Strategies for community-sourced biocuration in bioinformatics: a case study on MIBiG 4.0
Published in Briefings in Bioinformatics, 2025
Kai Blin, Catarina Loureiro, Nico L L Louwen, Jorge C Navarro-Muñoz, Hans Gerstmans, Serina L Robinson, Adriano Rutz, Zachary L Reitz, Drew T Doering, Justin J J van der Hooft, Tilmann Weber, Marnix H Medema, Mitja M Zdouc
Abstract: Biocuration is essential to transform molecular sequence data into standardized, machine-readable resources. Such curated datasets enable comparative analysis, predictive modeling, and data integration across bioinformatics platforms. While professional biocuration is resource-intensive and usually limited to institutional settings, community-driven approaches can mobilize large-scale annotation of specialized datasets and are more resilient to disruptions in scientific funding.

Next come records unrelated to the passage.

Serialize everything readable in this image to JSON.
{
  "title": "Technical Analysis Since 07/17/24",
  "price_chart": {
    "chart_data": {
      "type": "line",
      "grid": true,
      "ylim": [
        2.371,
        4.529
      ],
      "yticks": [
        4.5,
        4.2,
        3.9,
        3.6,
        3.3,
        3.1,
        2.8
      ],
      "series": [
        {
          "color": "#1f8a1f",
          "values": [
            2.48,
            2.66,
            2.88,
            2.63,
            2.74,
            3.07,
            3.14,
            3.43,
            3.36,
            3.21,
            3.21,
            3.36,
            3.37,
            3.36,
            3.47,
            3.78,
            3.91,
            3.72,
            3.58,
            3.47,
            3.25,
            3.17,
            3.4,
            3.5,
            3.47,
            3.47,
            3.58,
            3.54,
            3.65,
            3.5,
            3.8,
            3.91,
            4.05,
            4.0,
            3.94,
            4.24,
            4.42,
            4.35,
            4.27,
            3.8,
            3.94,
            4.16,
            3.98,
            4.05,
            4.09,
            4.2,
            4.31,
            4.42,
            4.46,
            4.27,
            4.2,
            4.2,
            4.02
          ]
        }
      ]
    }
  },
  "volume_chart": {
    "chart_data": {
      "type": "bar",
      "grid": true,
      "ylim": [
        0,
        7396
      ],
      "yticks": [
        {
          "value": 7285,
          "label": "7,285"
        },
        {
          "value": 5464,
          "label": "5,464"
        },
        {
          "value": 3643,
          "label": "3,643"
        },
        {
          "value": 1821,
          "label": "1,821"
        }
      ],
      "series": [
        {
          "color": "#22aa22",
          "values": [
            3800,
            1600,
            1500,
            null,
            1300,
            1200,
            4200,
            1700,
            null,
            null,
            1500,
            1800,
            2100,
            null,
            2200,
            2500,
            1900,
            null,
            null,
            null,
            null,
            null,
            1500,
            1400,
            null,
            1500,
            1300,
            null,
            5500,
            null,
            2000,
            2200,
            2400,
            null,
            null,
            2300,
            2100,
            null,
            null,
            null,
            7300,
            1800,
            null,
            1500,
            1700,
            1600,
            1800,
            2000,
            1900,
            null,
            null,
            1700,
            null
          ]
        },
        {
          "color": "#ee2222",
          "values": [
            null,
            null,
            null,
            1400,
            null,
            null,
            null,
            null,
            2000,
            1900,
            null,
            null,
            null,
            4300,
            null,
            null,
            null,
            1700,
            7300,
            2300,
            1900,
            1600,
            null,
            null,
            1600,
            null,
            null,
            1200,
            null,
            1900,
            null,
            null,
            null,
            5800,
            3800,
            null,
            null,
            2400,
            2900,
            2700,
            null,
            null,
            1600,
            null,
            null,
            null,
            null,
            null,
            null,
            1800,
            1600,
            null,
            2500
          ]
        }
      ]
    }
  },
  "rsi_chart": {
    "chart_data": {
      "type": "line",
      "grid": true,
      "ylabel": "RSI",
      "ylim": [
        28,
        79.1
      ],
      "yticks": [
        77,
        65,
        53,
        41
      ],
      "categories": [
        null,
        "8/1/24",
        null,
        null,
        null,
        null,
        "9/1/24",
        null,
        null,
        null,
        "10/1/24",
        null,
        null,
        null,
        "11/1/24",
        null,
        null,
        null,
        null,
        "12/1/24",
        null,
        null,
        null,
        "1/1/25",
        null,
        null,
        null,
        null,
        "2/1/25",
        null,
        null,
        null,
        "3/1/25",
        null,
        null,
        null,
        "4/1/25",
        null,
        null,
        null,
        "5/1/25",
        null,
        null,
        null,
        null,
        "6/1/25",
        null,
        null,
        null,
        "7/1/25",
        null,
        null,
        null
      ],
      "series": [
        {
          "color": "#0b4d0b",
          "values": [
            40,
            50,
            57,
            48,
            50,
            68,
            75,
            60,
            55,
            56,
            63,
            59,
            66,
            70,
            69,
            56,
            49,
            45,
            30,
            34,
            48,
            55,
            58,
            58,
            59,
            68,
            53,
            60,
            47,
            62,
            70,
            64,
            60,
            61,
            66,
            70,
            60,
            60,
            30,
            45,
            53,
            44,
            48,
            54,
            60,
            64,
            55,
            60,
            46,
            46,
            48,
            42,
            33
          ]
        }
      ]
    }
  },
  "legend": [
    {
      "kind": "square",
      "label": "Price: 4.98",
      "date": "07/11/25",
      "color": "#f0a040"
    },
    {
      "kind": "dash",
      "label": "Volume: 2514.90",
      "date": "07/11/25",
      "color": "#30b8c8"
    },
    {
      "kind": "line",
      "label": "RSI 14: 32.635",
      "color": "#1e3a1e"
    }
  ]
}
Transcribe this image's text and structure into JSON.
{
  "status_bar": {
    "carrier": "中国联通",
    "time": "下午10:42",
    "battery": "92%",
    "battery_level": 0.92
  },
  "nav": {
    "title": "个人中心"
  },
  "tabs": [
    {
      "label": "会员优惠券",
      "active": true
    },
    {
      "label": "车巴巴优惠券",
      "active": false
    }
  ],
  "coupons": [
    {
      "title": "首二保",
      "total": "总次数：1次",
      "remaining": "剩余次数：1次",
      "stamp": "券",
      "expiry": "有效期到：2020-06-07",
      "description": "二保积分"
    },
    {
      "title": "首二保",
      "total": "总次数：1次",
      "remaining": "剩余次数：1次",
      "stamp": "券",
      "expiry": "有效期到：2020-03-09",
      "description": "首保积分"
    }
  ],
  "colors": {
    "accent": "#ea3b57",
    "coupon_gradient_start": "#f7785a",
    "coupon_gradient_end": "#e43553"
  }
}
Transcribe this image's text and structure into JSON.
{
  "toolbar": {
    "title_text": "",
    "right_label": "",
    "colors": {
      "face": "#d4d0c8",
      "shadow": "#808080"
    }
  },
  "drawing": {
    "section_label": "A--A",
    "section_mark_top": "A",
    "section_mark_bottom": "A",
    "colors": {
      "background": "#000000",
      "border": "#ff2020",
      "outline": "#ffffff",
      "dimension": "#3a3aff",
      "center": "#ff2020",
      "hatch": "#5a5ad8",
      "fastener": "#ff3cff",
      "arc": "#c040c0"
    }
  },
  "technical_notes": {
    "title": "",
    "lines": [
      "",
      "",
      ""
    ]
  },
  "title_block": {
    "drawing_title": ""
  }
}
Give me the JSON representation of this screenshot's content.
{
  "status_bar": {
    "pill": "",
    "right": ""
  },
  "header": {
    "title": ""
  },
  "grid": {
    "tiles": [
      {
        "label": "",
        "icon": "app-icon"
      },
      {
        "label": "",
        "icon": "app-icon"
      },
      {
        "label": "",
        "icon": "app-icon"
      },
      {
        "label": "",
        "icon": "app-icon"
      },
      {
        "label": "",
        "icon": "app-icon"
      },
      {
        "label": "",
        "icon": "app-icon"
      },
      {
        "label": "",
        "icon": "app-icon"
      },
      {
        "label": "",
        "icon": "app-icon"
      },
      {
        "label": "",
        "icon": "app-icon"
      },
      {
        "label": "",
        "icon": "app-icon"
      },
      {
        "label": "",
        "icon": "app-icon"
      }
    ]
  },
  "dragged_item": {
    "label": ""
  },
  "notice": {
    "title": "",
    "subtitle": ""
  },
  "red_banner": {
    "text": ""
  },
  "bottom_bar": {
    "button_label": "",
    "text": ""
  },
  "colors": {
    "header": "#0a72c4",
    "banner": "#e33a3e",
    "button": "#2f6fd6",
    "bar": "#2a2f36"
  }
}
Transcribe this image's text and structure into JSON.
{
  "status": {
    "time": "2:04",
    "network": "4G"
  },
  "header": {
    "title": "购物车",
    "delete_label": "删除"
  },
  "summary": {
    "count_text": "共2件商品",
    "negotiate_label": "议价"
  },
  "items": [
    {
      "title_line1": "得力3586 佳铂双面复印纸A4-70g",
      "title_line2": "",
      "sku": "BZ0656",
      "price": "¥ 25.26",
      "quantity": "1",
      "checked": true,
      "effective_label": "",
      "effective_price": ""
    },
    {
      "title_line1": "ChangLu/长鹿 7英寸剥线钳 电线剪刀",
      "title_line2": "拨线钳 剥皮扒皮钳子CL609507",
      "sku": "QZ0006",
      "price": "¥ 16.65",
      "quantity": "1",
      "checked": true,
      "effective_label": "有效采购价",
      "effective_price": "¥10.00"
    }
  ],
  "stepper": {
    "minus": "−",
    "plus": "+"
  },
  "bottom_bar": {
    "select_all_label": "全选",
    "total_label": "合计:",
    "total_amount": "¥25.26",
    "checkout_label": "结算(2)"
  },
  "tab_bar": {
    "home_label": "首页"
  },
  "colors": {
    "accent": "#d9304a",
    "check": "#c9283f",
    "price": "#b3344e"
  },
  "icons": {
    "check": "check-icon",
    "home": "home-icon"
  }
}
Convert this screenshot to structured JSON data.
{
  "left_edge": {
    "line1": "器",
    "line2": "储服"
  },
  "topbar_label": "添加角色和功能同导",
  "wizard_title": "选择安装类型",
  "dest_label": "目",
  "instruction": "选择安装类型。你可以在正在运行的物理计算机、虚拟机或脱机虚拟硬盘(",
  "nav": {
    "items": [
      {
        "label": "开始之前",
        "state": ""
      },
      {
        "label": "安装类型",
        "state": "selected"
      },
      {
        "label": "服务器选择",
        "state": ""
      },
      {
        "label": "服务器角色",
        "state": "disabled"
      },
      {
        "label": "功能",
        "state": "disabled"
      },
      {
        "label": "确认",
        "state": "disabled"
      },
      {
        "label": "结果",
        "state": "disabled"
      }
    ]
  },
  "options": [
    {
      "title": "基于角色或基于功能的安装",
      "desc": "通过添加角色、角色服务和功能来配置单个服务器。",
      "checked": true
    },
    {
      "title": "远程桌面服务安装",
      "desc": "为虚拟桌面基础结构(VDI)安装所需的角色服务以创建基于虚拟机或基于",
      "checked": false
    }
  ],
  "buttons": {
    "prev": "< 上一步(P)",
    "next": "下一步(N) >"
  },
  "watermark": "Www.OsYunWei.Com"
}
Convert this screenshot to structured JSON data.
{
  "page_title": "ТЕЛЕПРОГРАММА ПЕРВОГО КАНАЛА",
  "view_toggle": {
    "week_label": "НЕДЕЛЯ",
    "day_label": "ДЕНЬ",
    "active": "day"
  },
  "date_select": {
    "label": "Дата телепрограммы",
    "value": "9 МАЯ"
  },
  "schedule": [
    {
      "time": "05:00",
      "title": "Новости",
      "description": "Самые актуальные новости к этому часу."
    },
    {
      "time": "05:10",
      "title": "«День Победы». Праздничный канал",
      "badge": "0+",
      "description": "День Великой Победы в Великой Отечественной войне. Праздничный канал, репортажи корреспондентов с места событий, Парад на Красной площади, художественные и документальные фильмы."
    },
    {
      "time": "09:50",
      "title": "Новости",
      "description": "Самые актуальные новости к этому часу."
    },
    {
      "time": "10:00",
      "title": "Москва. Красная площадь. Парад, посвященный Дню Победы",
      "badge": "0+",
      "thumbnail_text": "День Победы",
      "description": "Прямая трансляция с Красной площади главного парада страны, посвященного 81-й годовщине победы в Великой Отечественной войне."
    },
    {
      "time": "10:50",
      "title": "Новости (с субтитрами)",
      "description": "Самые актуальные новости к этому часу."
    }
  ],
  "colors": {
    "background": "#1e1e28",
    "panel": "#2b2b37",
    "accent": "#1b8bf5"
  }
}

Here, we present a model for community-powered curation applied to the Minimum Information about a Biosynthetic Gene Cluster (MIBiG) repository. Through a framework of workflows for metadata capture, annotation validation, and contributor coordination, the MIBiG 4.0 initiative recruited 267 scientists across 178 institutions from 33 countries, volunteering an estimated 4000 h of work. These efforts expanded the MIBiG repository by 22% and enhanced its usability in downstream molecular data analyses in comparative genomic analyses, natural product discovery, and machine learning applications. We provide strategies and actionable lessons for adopting this model, supporting the sustainability of curated bioinformatics resources central to nucleic acid research and related fields.